最終トレーラーとともに追加情報が一挙公開
最終予告映像の公開に合わせ、エンディングテーマの詳細と追加キャスト情報が発表された。エンディング曲はhockrockbが手がける「Unnamed Flower」。hockrockbはその独特のサウンドで音楽ファンからも注目されているアーティストであり、14世紀の日本を舞台にした本作の世界観とどのように響き合うのか、楽曲への期待も高まる。
最終予告映像では、主人公・鬼夜叉が「なぜ人は踊るのか」という根源的な問いと向き合いながら、芸の道を歩んでいく様子が描かれている。追加キャストの詳細については続報を待ちたいところだが、映像からはすでに重厚な時代劇としての雰囲気が漂っており、本作のクオリティへの期待感を高める仕上がりとなっている。
現代能の祖・世阿弥の少年時代を描く意欲作
「ワールド イズ ダンシング」は、14世紀の日本を舞台にした歴史ドラマアニメ。原作はマンガで、制作はCygames Pictures・Cypic・松竹が担当している。
物語の主人公は、旅回りの劇団に属する12歳の少年・鬼夜叉。踊りの毎日を送りながらも、「なぜ右足ではなく左足を踏むのか」「そもそも人はなぜ踊るのか」という問いに答えを見つけられずにいる。すべてが恣意的に映る彼が、ある荒れ果てた小屋での偶然の出会いをきっかけに、日本の芸術形式を革新していく道へと踏み出す。鬼夜叉とは、後に現代能の創始者となる世阿弥元清の幼名であり、天才芸術家の原点を描く成長譚でもある。
能という題材が持つ可能性
日本が世界に誇る伝統芸能「能」の誕生に迫るという題材は、アニメとしては非常に珍しい。能の動きや所作の美しさを、アニメーションでどこまで表現できるかという点は、原作ファンはもちろん、日本の伝統文化に興味を持つ層にとっても見逃せないポイントだろう。

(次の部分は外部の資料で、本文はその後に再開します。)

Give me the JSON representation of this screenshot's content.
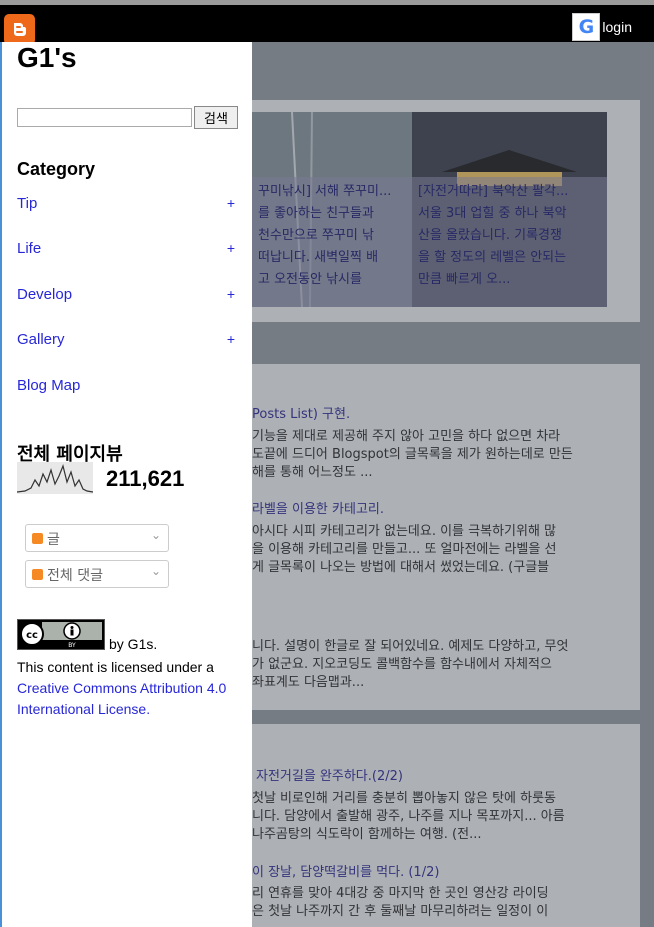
{
  "topbar": {
    "login_label": "login"
  },
  "sidebar": {
    "blog_title": "G1's",
    "search": {
      "placeholder": "",
      "button_label": "검색"
    },
    "category_title": "Category",
    "categories": [
      {
        "label": "Tip",
        "expand": "+"
      },
      {
        "label": "Life",
        "expand": "+"
      },
      {
        "label": "Develop",
        "expand": "+"
      },
      {
        "label": "Gallery",
        "expand": "+"
      },
      {
        "label": "Blog Map",
        "expand": ""
      }
    ],
    "pageviews": {
      "title": "전체 페이지뷰",
      "count": "211,621"
    },
    "feeds": [
      {
        "label": "글"
      },
      {
        "label": "전체 댓글"
      }
    ],
    "license": {
      "by_text": "by G1s.",
      "text": "This content is licensed under a",
      "link_text": "Creative Commons Attribution 4.0 International License."
    }
  },
  "background": {
    "thumbs": [
      {
        "lines": [
          "꾸미낚시] 서해 쭈꾸미...",
          "를 좋아하는 친구들과",
          "천수만으로 쭈꾸미 낚",
          "떠납니다. 새벽일찍 배",
          "고 오전동안 낚시를"
        ]
      },
      {
        "lines": [
          "[자전거따라] 북악산 팔각...",
          "서울 3대 업힐 중 하나 북악",
          "산을 올랐습니다. 기록경쟁",
          "을 할 정도의 레벨은 안되는",
          "만큼 빠르게 오..."
        ]
      }
    ],
    "posts": [
      {
        "title": "Posts List) 구현.",
        "lines": [
          "기능을 제대로 제공해 주지 않아 고민을 하다 없으면 차라",
          "도끝에 드디어 Blogspot의 글목록을 제가 원하는데로 만든",
          "해를 통해 어느정도 ..."
        ]
      },
      {
        "title": "라벨을 이용한 카테고리.",
        "lines": [
          "아시다 시피 카테고리가 없는데요. 이를 극복하기위해 많",
          "을 이용해 카테고리를 만들고... 또 얼마전에는 라벨을 선",
          "게 글목록이 나오는 방법에 대해서 썼었는데요. (구글블"
        ]
      },
      {
        "title": "",
        "lines": [
          "니다. 설명이 한글로 잘 되어있네요. 예제도 다양하고, 무엇",
          "가 없군요. 지오코딩도 콜백함수를 함수내에서 자체적으",
          "좌표계도 다음맵과..."
        ]
      },
      {
        "title": "자전거길을 완주하다.(2/2)",
        "lines": [
          "첫날 비로인해 거리를 충분히 뽑아놓지 않은 탓에 하룻동",
          "니다. 담양에서 출발해 광주, 나주를 지나 목포까지... 아름",
          "나주곰탕의 식도락이 함께하는 여행. (전..."
        ]
      },
      {
        "title": "이 장날, 담양떡갈비를 먹다. (1/2)",
        "lines": [
          "리 연휴를 맞아 4대강 중 마지막 한 곳인 영산강 라이딩",
          "은 첫날 나주까지 간 후 둘째날 마무리하려는 일정이 이"
        ]
      }
    ]
  },
  "colors": {
    "accent_link": "#2727d8",
    "blogger_orange": "#ee6a1a",
    "sidebar_border": "#4a90d9"
  }
}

松竹が制作に名を連ねているのも注目に値する。歌舞伎や映画の世界で長年にわたり日本の芸能文化を支えてきた老舗が関わることで、作品の歴史的・文化的な厚みへの期待は自然と高まる。「なぜ人は踊るのか」という普遍的な問いを軸に据えた本作が、どのような映像体験を届けてくれるのか、今後も続く情報解禁から目が離せない。